TimeSeries Base module
causalai.models.time_series.base
- class causalai.models.time_series.base.BaseTimeSeriesAlgo(data: TimeSeriesData, prior_knowledge: PriorKnowledge | None = None, use_multiprocessing=False, **kargs)
- __init__(data: TimeSeriesData, prior_knowledge: PriorKnowledge | None = None, use_multiprocessing=False, **kargs)
- Parameters:
data (TimeSeriesData object) -- this is a TimeSeriesData object and contains attributes likes data.data_arrays, which is a list of numpy array of shape (observations N, variables D).
prior_knowledge (PriorKnowledge object) -- Specify prior knoweledge to the causal discovery process by either forbidding links that are known to not exist, or adding back links that do exist based on expert knowledge. See the PriorKnowledge class for more details.
- get_all_parents(target_var: int | str, max_lag: int) List[Tuple]
Populates the list using all nodes within time lag: -max_lag to -1
- get_candidate_parents(target_var: int | str, max_lag: int) List[Tuple]
Populates the list using all nodes within time lag: -max_lag to -1 if prior_knowledge allows the link
- get_parents(pvalue_thres: float = 0.05) Tuple[Tuple[int | str, int]]
Assuming run() function has been called for a target_var, get_parents function returns the list of lagged parent names that cause the target_var under the given pvalue_thres.
- Parameters:
pvalue_thres (float) -- Significance level used for hypothesis testing (default: 0.05). Candidate parents with pvalues above pvalue_thres are ignored, and the rest are returned as the cause of the target_var.
- Returns:
List of estimated parents of the form [(<var5_name>, -1), (<var2_name>, -3), ...].
- Return type:
list
- abstract run(target_var: int | str, pvalue_thres: float = 0.05, max_lag: int = 1) ResultInfoTimeseriesSingle
Run causal discovery using the algorithm implemented here
- Parameters:
target_var (int) -- Target variable index or name for which lagged parents need to be estimated.
pvalue_thres (float) -- Significance level used for hypothesis testing (default: 0.05). Candidate parents with pvalues above pvalue_thres are ignored, and the rest are returned as the cause of the target_var.
max_lag (int, optional) -- Maximum time lag (default: 1). Must be larger or equal to 1.
- Returns:
Dictionay has three keys:
parents : List of estimated parents.
value_dict : Dictionary of form {(var3_name, -1):float, ...} containing the test statistic of a link.
pvalue_dict : Dictionary of form {(var3_name, -1):float, ...} containing the
p-value corresponding to the above test statistic.
- Return type:
dict
- sort_parents(parents_vals: Dict) Tuple[Tuple[int | str, int]]
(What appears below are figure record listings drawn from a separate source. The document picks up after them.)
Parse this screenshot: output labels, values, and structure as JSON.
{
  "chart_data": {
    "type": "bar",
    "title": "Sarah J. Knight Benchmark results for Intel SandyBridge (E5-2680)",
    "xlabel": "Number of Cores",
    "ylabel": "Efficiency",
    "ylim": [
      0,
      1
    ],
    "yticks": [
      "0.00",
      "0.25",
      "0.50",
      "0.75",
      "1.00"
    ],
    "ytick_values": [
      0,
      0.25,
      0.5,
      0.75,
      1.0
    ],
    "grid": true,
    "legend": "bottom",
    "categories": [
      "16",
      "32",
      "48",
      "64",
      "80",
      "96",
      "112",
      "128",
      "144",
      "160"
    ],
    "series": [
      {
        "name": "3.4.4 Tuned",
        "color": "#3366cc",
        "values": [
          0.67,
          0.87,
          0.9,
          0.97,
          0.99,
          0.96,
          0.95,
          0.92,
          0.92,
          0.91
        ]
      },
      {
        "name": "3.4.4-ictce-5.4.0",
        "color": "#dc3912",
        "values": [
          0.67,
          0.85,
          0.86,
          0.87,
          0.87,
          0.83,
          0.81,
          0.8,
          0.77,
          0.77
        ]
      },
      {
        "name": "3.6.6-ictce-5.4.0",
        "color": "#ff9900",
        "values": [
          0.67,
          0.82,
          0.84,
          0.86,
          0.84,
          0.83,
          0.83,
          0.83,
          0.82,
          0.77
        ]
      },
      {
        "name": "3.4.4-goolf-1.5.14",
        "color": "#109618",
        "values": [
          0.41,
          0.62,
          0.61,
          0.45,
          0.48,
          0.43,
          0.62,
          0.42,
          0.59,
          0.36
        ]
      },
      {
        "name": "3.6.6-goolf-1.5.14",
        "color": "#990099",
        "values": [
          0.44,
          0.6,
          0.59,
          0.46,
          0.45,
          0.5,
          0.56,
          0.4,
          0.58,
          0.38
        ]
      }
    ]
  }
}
Sort (in descending order) parents according to test statistic values.
- Parameters:
parents_vals (dict) -- Dictionary of form {(<var_name>, <lag>):float, ...} containing the test statistic value of each causal link.
- Returns:
parents : of the form List of form [(<var5_name>, -1), (<var2_name>, -3), ...] containing parents sorted by their statistic.
- Return type:
list
- class causalai.models.time_series.base.BaseTimeSeriesAlgoFull(**kargs)
- __init__(**kargs)
- get_parents(pvalue_thres: float = 0.05, target_var: int | str | None = None) Dict[int | str, Tuple[Tuple[int | str, int]]]
Assuming run() function has been called, get_parents function returns a dictionary. The keys of this dictionary are the variable names, and the corresponding values are the list of lagged parent names that cause the target variable under the given pvalue_thres.
- Parameters:
pvalue_thres (float) -- This pvalue_thres is the significance level used for hypothesis testing (default: 0.05).
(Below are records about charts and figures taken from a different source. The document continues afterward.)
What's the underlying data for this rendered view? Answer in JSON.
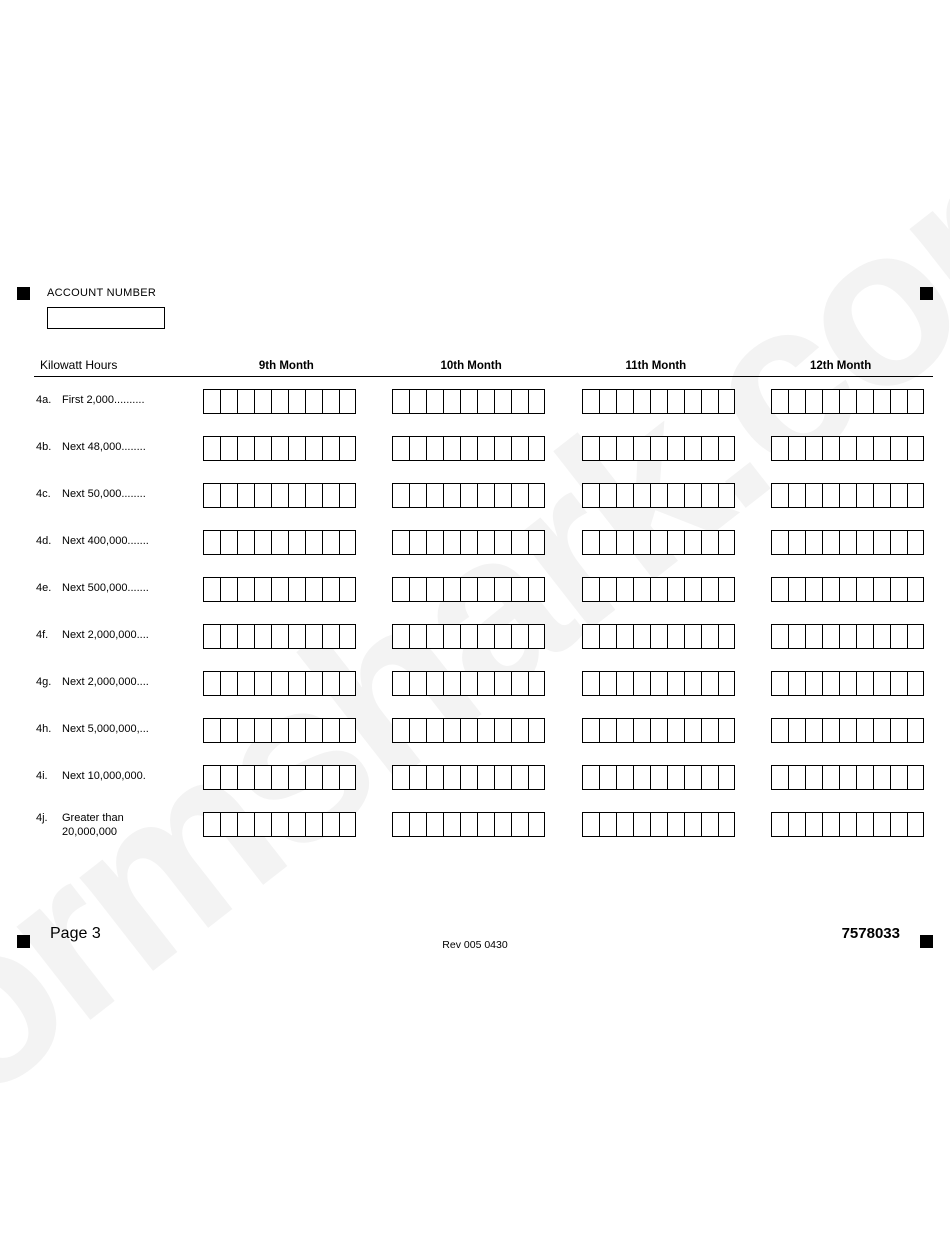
{
  "watermark": "formshark.com",
  "account_label": "ACCOUNT NUMBER",
  "headers": {
    "kwh": "Kilowatt Hours",
    "cols": [
      "9th Month",
      "10th Month",
      "11th Month",
      "12th Month"
    ]
  },
  "rows": [
    {
      "key": "4a.",
      "label": "First 2,000.........."
    },
    {
      "key": "4b.",
      "label": "Next 48,000........"
    },
    {
      "key": "4c.",
      "label": "Next 50,000........"
    },
    {
      "key": "4d.",
      "label": "Next 400,000......."
    },
    {
      "key": "4e.",
      "label": "Next 500,000......."
    },
    {
      "key": "4f.",
      "label": "Next 2,000,000...."
    },
    {
      "key": "4g.",
      "label": "Next 2,000,000...."
    },
    {
      "key": "4h.",
      "label": "Next 5,000,000,..."
    },
    {
      "key": "4i.",
      "label": "Next 10,000,000."
    },
    {
      "key": "4j.",
      "label": "Greater than\n20,000,000"
    }
  ],
  "cells_per_group": 9,
  "footer": {
    "page": "Page 3",
    "rev": "Rev 005 0430",
    "num": "7578033"
  },
  "colors": {
    "background": "#ffffff",
    "ink": "#000000",
    "watermark": "#f3f3f3"
  }
}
target_var (str or float, optional) -- If specified (must be one of the data variable names), the parents of only this variable are returned as a list, otherwise a dictionary is returned where each key is a target variable name, and the corresponding values is the list of its parents.
- Returns:
Dictionay has D keys, where D is the number of variables. The value corresponding each key is the list of lagged parent names that cause the target variable under the given pvalue_thres.
- Return type:
dict
- abstract run(pvalue_thres: float = 0.05, max_lag: int = 1) Dict[int | str, ResultInfoTimeseriesFull]
Run causal discovery using the algorithm implemented here for estimating the causal stength of all potential lagged parents of all the variables.
- Parameters:
pvalue_thres (float) -- Significance level used for hypothesis testing (default: 0.05). Candidate parents with pvalues above pvalue_thres are ignored, and the rest are returned as the cause of the target_var.
max_lag (int, optional) -- Maximum time lag (default: 1). Must be larger or equal to 1.
- Returns:
Dictionay has D keys, where D is the number of variables. The value corresponding each key is the dictionary output of BaseTimeSeriesAlgo.run.
- Return type:
dict